Welche Auswirkungen haben das auf die Privatsphäre und die Erträge im Netzwerk?
Die Einführung des Zama Swap-Protokolls stellt eine bedeutende Entwicklung in Bezug auf die On-Chain-Privatsphäre dar. Das Protokoll ermöglicht es den Nutzern, zwischen vertraulichen Vermögenswerten und Aktien in den vertraulichen Vaults zu tauschen, ohne die Transaktionsgrößen oder Absichten offenzulegen. Diese Fähigkeit ist besonders wichtig für aktive Marktteilnehmer, die vermeiden möchten, ihre Handelsstrategien dem breiten Markt bekannt zu geben.
Die Vaults sind zunächst über Zamas eigene App verfügbar. In den kommenden Wochen sollen die Integrationen mit Utila, Zerion Wallet und Yield.xyz erfolgen. Dieser schrittweise Ausbau soll sowohl institutionellen als auch retailen Nutzern den Zugang ermöglichen – gleichzeitig wird die Sicherheit und Integrität der vertraulichen Infrastruktur gewährleistet.

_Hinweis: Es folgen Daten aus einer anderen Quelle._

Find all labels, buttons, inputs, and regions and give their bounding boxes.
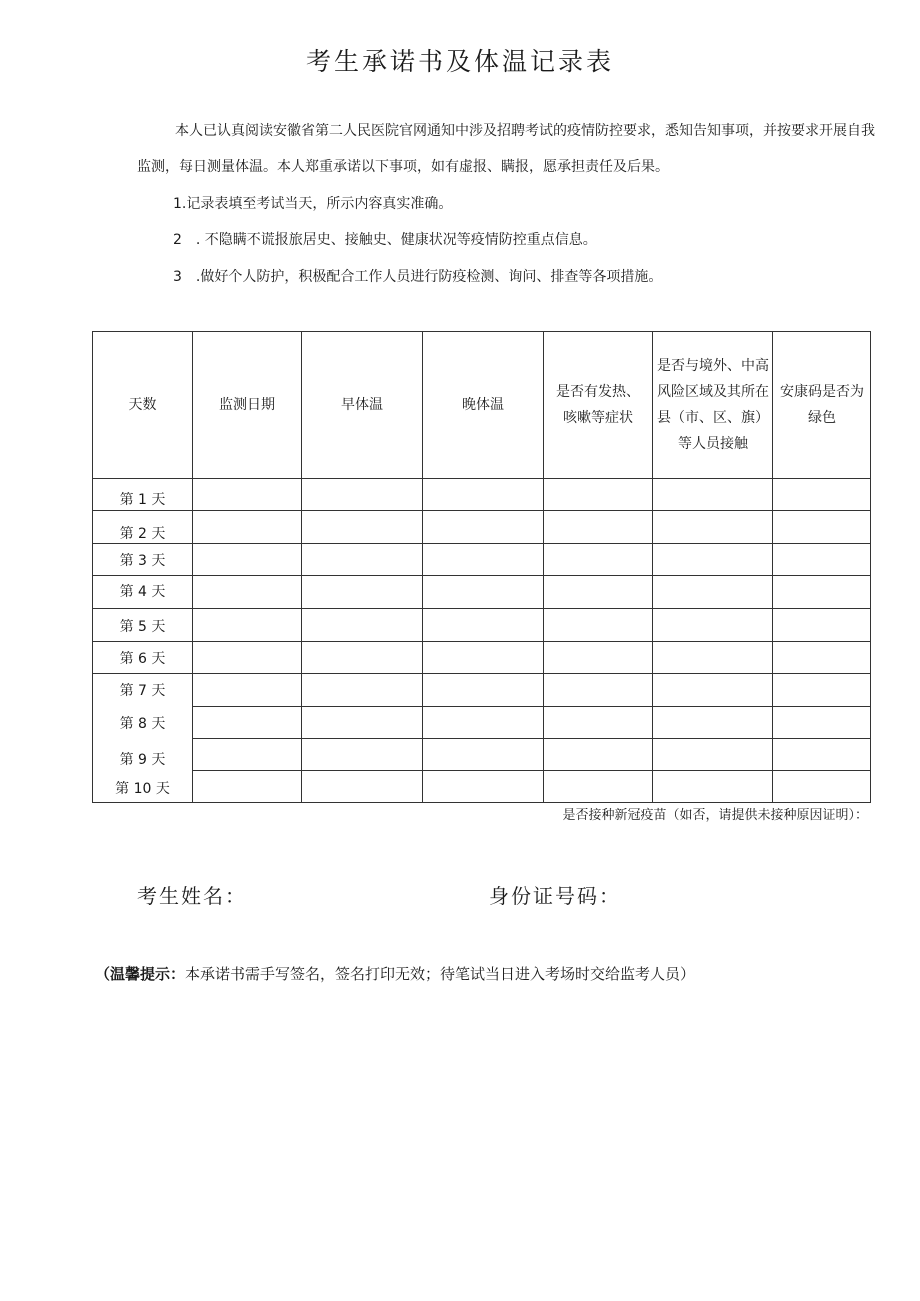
commitment-item-1: 1.记录表填至考试当天，所示内容真实准确。 <box>173 196 453 212</box>
page-title: 考生承诺书及体温记录表 <box>305 47 614 76</box>
row-label-day-2: 第 2 天 <box>119 526 166 542</box>
header-health-code: 安康码是否为绿色 <box>780 384 864 426</box>
row-divider <box>93 608 870 609</box>
row-label-day-8: 第 8 天 <box>119 716 166 732</box>
reminder-note <box>95 963 695 984</box>
row-divider <box>93 478 870 479</box>
row-label-day-10: 第 10 天 <box>115 781 170 797</box>
header-evening-temp: 晚体温 <box>462 397 504 413</box>
row-divider <box>93 641 870 642</box>
header-days: 天数 <box>128 397 157 413</box>
row-label-day-5: 第 5 天 <box>119 619 166 635</box>
column-divider <box>543 332 544 802</box>
row-label-day-3: 第 3 天 <box>119 553 166 569</box>
row-divider <box>192 770 870 771</box>
candidate-name-label: 考生姓名： <box>137 884 247 908</box>
row-divider <box>192 738 870 739</box>
row-divider <box>93 673 870 674</box>
row-label-day-1: 第 1 天 <box>119 492 166 508</box>
header-contact: 是否与境外、中高风险区域及其所在县（市、区、旗）等人员接触 <box>657 358 769 452</box>
temperature-record-table <box>92 331 871 803</box>
commitment-item-3: 3 .做好个人防护，积极配合工作人员进行防疫检测、询问、排查等各项措施。 <box>173 269 663 285</box>
row-label-day-4: 第 4 天 <box>119 584 166 600</box>
reminder-label: （温馨提示： <box>95 965 186 983</box>
header-symptoms: 是否有发热、咳嗽等症状 <box>556 384 640 426</box>
row-divider <box>192 706 870 707</box>
row-label-day-6: 第 6 天 <box>119 651 166 667</box>
header-morning-temp: 早体温 <box>341 397 383 413</box>
row-label-day-7: 第 7 天 <box>119 683 166 699</box>
row-divider <box>93 510 870 511</box>
reminder-text: 本承诺书需手写签名，签名打印无效；待笔试当日进入考场时交给监考人员） <box>185 965 696 983</box>
vaccine-question: 是否接种新冠疫苗（如否，请提供未接种原因证明）： <box>562 808 868 823</box>
header-date: 监测日期 <box>219 397 275 413</box>
row-divider <box>93 543 870 544</box>
id-number-label: 身份证号码： <box>489 884 621 908</box>
row-label-day-9: 第 9 天 <box>119 752 166 768</box>
intro-paragraph: 本人已认真阅读安徽省第二人民医院官网通知中涉及招聘考试的疫情防控要求，悉知告知事项，并按要求开展自我监测，每日测量体温。本人郑重承诺以下事项，如有虚报、瞒报，愿承担责任及后果。 <box>137 123 875 175</box>
row-divider <box>93 575 870 576</box>
commitment-item-2: 2 . 不隐瞒不谎报旅居史、接触史、健康状况等疫情防控重点信息。 <box>173 232 597 248</box>
column-divider <box>652 332 653 802</box>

Die Einbeziehung etablierter Kuratoren wie Bitwise und Wintermute trägt dazu bei, Vertrauen und operative Überwachung zu erhöhen.
Analysten betrachten diese Expansion als ein bedeutendes Signal dafür, dass Institutionen Interesse an digitalen Zahlungsverfahren und privaten Einkommensquellen haben. Die rasche Entwicklung des Pilotprojekts deutet darauf hin, dass die Privatsphäre ein wichtiger Faktor für die Einführung dezentraler Finanzierungen durch traditionelle Kapitalverwalter ist. Durch die Bereitstellung einer kompatiblen und vertraulichen Infrastruktur positioniert sich Zama als wichtiger Brückenbau zwischen der traditionellen Finanzwelt und der dezentralen Wirtschaft.
Die Ausweitung der vertraulichen Vaults bei Morpho zeigt eine Reifung des DeFi-Ecosystems. Es zeigt, dass Technologien zur Schutz der Privatsphäre ohne Beeinträchtigung der Effizienz oder Sicherheit in bestehende Liquiditätsprotokolle integriert werden können. Da institutionelles Kapital weiterhin nach Renditen im Bereich der digitalen Vermögenswerte sucht, werden Lösungen wie Zama wohl immer wichtiger werden.